Given that the latest spate of climate change related catastrophes affecting largely uninsured poor countries, should commercial insurance based policies be made available to these people?
By: Ringo Bones
It is a quite a sobering thought that over 90 percent of the
surviving victims of Typhoon Haiyan that hit Tacloban City in Leyte of the
central part of the Philippines back in November 8, 2013 don’t have any kind of
insurance policy.
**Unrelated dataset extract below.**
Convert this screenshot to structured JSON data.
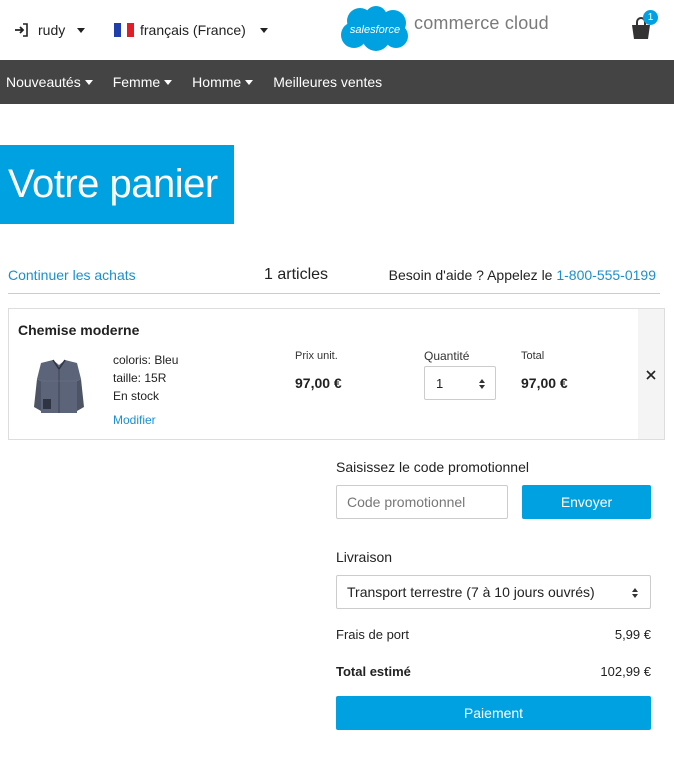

A little over six months after the tragedy, a majority of the
survivors are still scrimping and saving their own hard earned cash to fix
their own homes and small business establishments since they don’t have any
insurance payouts to collect and use to fix their own homes damaged by the most
powerful typhoon on record so far to ever hit landfall.
Trevor Maynard of Lloyd’s of London says current models used
to predict disasters use historical data and the insurance company’s latest
actuarial studies have shown that hurricanes poses the greatest damage in terms
of payout costs when it comes to insurance policies tailored to meet latest
climate change related catastrophes. Given that the world’s major insurance
providers dismiss providing insurance services for the world’s poorest uninsured
since such business schemes are “not economically viable” from their
perspective, could insurance providing schemes based on Muhammad Yunus’
microfinance banking be a solution?
Even though various kinds of microfinance insurance schemes
already exists, creating one as a basis for a “insurance companies without
borders” that would provide insurance coverage of climate change related
catastrophes for the world’s poorest could solve the problem of typhoon and
flooding victims unable to start over after their homes and businesses,
livestock, farms, etc. are destroyed. Such solutions are likely to succeed
given that they are congruent to existing conventional insurance underwriting
schemes – except they are underwritten by a local microfinance banking scheme.